^^^ Hmm, unless I know him pretty well I'm not so sure I'd want him hovering around trying to "help". Cooking is stressful enough without strangers in the kitchen. But you can sit him down at the kitchen table so you can talk while you cook.
A half hour is long enough -- most likely he'll be hungry when he arrives. Provide him with a drink and a plate of hors d'oeuvres to stanch the hunger pangs.
Nothing compicated -- just some thin slices of baguette with hummus, liver paté, (both store-bought), smoked salmon, or good quality ham, thinly sliced with Gruyere cheese.
As for the meal, if he's American, he'll be more impressed by how the food looks than by how it tastes. So make sure every plate is beautifully arranged, and garnish, garnish, garnish! (If he's French, Italian, Chinese, or Japanese, you can't get away with that trick.)
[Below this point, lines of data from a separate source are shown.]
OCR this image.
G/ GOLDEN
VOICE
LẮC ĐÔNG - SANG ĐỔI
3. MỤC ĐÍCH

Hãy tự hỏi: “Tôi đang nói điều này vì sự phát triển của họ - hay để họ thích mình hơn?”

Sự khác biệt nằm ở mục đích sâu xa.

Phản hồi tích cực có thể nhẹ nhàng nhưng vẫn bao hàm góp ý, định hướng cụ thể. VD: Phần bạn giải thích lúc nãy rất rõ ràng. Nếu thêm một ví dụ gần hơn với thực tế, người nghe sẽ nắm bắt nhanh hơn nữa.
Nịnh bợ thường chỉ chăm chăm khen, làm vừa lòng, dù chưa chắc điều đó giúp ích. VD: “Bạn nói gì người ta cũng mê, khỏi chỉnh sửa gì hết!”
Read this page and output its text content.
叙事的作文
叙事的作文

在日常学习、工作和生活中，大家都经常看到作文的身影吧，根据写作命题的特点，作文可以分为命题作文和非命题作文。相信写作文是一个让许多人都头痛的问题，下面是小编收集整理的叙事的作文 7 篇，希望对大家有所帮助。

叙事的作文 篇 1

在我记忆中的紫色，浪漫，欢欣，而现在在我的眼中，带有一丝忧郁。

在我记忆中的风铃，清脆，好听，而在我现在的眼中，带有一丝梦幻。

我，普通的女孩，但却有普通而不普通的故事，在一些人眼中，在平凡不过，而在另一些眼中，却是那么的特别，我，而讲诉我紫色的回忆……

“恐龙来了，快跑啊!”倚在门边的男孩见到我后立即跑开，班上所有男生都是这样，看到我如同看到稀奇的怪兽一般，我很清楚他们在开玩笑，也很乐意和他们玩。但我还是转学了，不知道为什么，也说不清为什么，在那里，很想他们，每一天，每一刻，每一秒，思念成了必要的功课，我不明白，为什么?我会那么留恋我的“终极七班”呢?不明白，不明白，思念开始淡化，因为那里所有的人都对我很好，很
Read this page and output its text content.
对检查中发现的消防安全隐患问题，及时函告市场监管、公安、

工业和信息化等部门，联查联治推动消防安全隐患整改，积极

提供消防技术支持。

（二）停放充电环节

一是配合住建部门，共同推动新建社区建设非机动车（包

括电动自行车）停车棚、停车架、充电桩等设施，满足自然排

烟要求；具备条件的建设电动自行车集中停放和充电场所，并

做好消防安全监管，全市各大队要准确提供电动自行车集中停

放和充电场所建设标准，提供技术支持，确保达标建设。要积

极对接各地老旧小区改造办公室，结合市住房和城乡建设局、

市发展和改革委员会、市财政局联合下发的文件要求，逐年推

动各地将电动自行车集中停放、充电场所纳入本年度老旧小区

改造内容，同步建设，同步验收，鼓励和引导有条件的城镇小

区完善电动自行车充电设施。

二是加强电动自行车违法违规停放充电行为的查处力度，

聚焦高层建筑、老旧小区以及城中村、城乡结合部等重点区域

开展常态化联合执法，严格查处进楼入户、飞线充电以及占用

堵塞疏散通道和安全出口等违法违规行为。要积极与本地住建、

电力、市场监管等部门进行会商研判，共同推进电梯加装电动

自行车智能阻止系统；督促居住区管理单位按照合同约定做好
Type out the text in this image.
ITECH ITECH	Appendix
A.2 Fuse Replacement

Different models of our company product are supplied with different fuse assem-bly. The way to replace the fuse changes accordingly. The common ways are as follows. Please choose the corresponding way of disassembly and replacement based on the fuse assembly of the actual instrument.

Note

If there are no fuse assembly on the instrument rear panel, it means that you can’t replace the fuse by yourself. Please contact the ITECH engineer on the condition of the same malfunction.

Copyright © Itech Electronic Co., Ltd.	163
Soup should always have a little something floating on top -- chopped chives, croutons, a dollop of pesto sauce or red pepper purée (again store-bought is fine).
Another trick is to buy a couple of squeeze bottles with narrow tips and fill them with interesting sauces, something fun from Trader Joe's or Whole Foods. Then, before you put the chicken breast or whatever on the plate, squirt the sauces on the plate to make a design like a Jackson Pollock.
Some people garnish plates with flower blossoms, but I've never tried that, so I can't tell you what to do.
The best advice so far is, never cook anything for company, date or otherwise, that you haven't tried out first. Preferably several times.
Ideally, you ought to try out the whole menu, because it's easy to be sideswiped by logistical problems. If every dish on the menu needs last minute attention just before being put on the table, it can be a bit overwhelming.
And a good tip for cooking any time is, have all your ingredients prepared before you even turn on the stove. Don't be chopping onions while the mushrooms are sautéing -- that's a formula for disaster.